The _amo_aswap and _amo_aswap_upc functions (atomic swap) swap a value by replacing the contents of the object pointed to by ptr with replacementValue. This function always returns the old value.
The _amo_aflush and _amo_aflush_upc functions (atomic flush) force *ptr to be written to memory.

For more information, see the amo(3i) man page.

Intrinsic Bit Operations

These instrinsic functions copy, count, or shift bits, or compute the parity bit.

_dshiftl: Move the left most n bits of an integer into the right side of another integer, and return that integer.
_dshiftr: Move the right most n bits of an integer into the left side of another integer and return that integer.
_pbit: Copies the rightmost bit of a word to the nth bit, from the right, of another word.
_pbits: Copies the rightmost m bits of a word to another word beginning at bit n.
_poppar: Computes the parity bit for a variable.
_popcnt
_popcnt32
_popcnt64: Counts the number of set bits in 32-bit and 64-bit integer words.
_leadz
_leadz32
_leadz64: Counts the number of leading 0 bits in 32-bit and 64-bit integer words.

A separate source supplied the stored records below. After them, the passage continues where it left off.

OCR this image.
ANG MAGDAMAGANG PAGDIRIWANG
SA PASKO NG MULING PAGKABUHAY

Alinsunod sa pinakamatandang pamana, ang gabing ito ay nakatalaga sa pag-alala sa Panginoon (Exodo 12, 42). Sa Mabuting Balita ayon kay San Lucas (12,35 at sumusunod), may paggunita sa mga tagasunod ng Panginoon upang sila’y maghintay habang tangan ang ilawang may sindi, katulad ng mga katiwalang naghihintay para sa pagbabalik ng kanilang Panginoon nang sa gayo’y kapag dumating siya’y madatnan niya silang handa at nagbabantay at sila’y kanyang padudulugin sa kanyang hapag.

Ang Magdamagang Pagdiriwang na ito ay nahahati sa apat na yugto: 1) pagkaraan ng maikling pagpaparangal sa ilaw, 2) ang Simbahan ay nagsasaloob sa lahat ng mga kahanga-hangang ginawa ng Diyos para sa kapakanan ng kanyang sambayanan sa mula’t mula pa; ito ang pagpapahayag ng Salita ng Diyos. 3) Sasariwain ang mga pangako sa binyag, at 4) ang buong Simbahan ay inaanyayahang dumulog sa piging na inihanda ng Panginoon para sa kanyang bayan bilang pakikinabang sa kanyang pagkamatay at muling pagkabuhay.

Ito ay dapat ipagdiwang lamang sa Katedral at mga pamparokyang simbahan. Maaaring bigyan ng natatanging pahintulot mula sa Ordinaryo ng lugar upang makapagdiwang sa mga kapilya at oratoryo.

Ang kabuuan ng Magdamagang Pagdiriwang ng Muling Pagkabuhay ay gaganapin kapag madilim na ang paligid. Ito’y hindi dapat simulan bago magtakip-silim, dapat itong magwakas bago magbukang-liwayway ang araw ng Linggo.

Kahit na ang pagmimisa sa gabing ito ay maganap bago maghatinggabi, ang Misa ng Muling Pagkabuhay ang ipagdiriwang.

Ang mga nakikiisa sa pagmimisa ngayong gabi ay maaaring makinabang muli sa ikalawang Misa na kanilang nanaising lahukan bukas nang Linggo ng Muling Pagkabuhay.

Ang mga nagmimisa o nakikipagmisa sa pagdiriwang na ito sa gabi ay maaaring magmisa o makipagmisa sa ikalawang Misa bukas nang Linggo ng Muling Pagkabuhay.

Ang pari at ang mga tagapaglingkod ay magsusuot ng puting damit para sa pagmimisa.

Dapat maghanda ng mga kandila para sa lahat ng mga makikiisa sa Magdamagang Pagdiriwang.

_gbit: _gbit returns the value of the nth bit from the right.
_gbits: Returns a value consisting of m bits extracted from a variable, beginning at nth bit from the right.

Intrinsic Mask Operations

These instrinsic functions create bit masks.

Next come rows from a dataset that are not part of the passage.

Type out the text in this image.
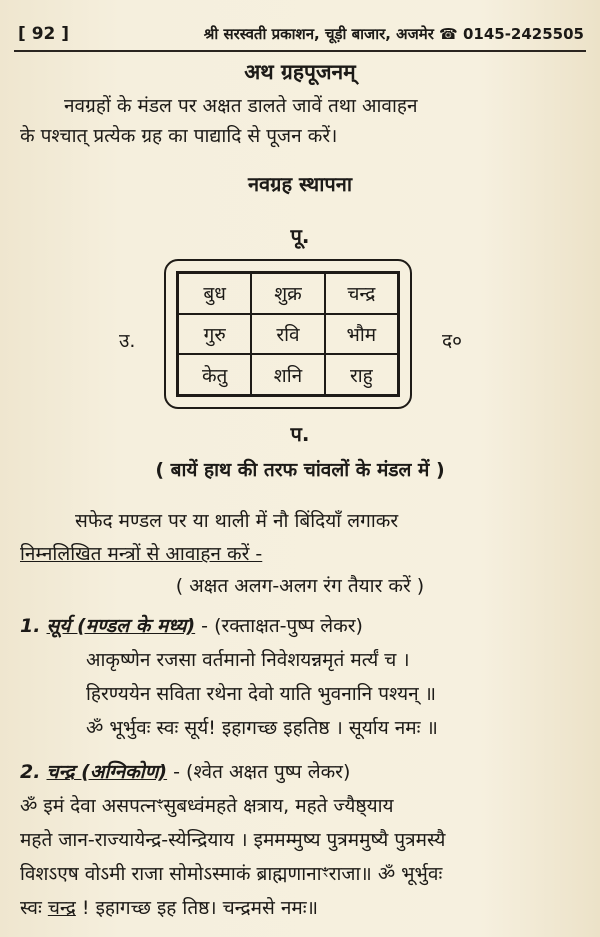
[ 92 ]	श्री सरस्वती प्रकाशन, चूड़ी बाजार, अजमेर ☎ 0145-2425505
अथ ग्रहपूजनम्
नवग्रहों के मंडल पर अक्षत डालते जावें तथा आवाहन
के पश्चात् प्रत्येक ग्रह का पाद्यादि से पूजन करें।
नवग्रह स्थापना
पू.
उ.	द०
बुध	शुक्र	चन्द्र
गुरु	रवि	भौम
केतु	शनि	राहु
प.
( बायें हाथ की तरफ चांवलों के मंडल में )
सफेद मण्डल पर या थाली में नौ बिंदियाँ लगाकर
निम्नलिखित मन्त्रों से आवाहन करें -
( अक्षत अलग-अलग रंग तैयार करें )
1. सूर्य (मण्डल के मध्य) - (रक्ताक्षत-पुष्प लेकर)
आकृष्णेन रजसा वर्तमानो निवेशयन्नमृतं मर्त्यं च ।
हिरण्ययेन सविता रथेना देवो याति भुवनानि पश्यन् ॥
ॐ भूर्भुवः स्वः सूर्य! इहागच्छ इहतिष्ठ । सूर्याय नमः ॥
2. चन्द्र (अग्निकोण) - (श्वेत अक्षत पुष्प लेकर)
ॐ इमं देवा असपत्नꣳसुबध्वंमहते क्षत्राय, महते ज्यैष्ठ्याय
महते जान-राज्यायेन्द्र-स्येन्द्रियाय । इममम्मुष्य पुत्रममुष्यै पुत्रमस्यै
विशऽएष वोऽमी राजा सोमोऽस्माकं ब्राह्मणानाꣳराजा॥ ॐ भूर्भुवः
स्वः चन्द्र ! इहागच्छ इह तिष्ठ। चन्द्रमसे नमः॥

_mask: Creates a left-justified or right-justified bit mask with all bits set to 1.
_mask1: Returns a left-justified bit mask with i bits set to 1.
_maskr: Returns a right-justified bit mask with i bits set to 1.

Miscellaneous Intrinsic Operations

These instrinsic functions perform various operations.

_int_mult_upper: Multiplies integers and returns the uppermost bits.
_ranf: Computes a pseudo-random floating-point number ranging from 0.0 through 1.0.
_rtc: Return a real-time clock value expressed in clock ticks.